Any Congress that passed all these items separately would be considered

enormously productive. Instead, this Congress did it in one bill.

Lawmakers then added to their record by expanding children’s health insurance and providing stiff oversight of the TARP funds allocated by the previous Congress. Other accomplishments included a law to allow the FDA to regulate tobacco, the largest land conservation law in nearly two decades, a credit card holders’ bill of rights and defense procurement reform.

The House, of course, did much more, including approving a historic cap-and-trade bill and sweeping financial regulatory changes.

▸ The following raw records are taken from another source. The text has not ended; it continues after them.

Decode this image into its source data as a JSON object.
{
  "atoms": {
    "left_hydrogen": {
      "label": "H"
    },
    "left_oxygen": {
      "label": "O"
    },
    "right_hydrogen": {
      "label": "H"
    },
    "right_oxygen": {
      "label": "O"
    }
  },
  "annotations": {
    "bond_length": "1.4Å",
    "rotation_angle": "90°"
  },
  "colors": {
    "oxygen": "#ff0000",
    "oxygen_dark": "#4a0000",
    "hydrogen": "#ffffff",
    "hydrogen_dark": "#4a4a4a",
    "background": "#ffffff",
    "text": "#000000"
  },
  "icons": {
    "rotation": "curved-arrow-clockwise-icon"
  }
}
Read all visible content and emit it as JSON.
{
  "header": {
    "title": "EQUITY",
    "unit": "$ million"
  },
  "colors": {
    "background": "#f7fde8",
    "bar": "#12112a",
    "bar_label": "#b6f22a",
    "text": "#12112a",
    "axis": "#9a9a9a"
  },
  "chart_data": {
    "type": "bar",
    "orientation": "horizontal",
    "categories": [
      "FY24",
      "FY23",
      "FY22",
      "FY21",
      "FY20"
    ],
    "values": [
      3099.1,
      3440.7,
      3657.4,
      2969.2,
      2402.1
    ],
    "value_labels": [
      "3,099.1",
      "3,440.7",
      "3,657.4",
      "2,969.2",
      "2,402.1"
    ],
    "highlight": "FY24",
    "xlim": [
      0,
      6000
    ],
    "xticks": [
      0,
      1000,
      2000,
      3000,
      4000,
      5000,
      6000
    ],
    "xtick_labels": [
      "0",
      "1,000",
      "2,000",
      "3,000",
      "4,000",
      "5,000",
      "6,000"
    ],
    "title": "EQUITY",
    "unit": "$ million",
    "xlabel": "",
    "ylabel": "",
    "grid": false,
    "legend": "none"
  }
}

And both chambers passed their versions of a health-care overhaul. Financial regulation is working its way through the Senate, and even in this political environment it is on track for enactment in the first half of this year. It is likely that the package of job-creation programs the president showcased on Wednesday, most of which got through the House last year, will be signed into law early on as well.

Most of this has been accomplished without any support from Republicans in either the House or the Senate — an especially striking fact, since many of the initiatives of the New Deal and the Great Society, including Social Security and Medicare, attracted significant backing from the minority Republicans.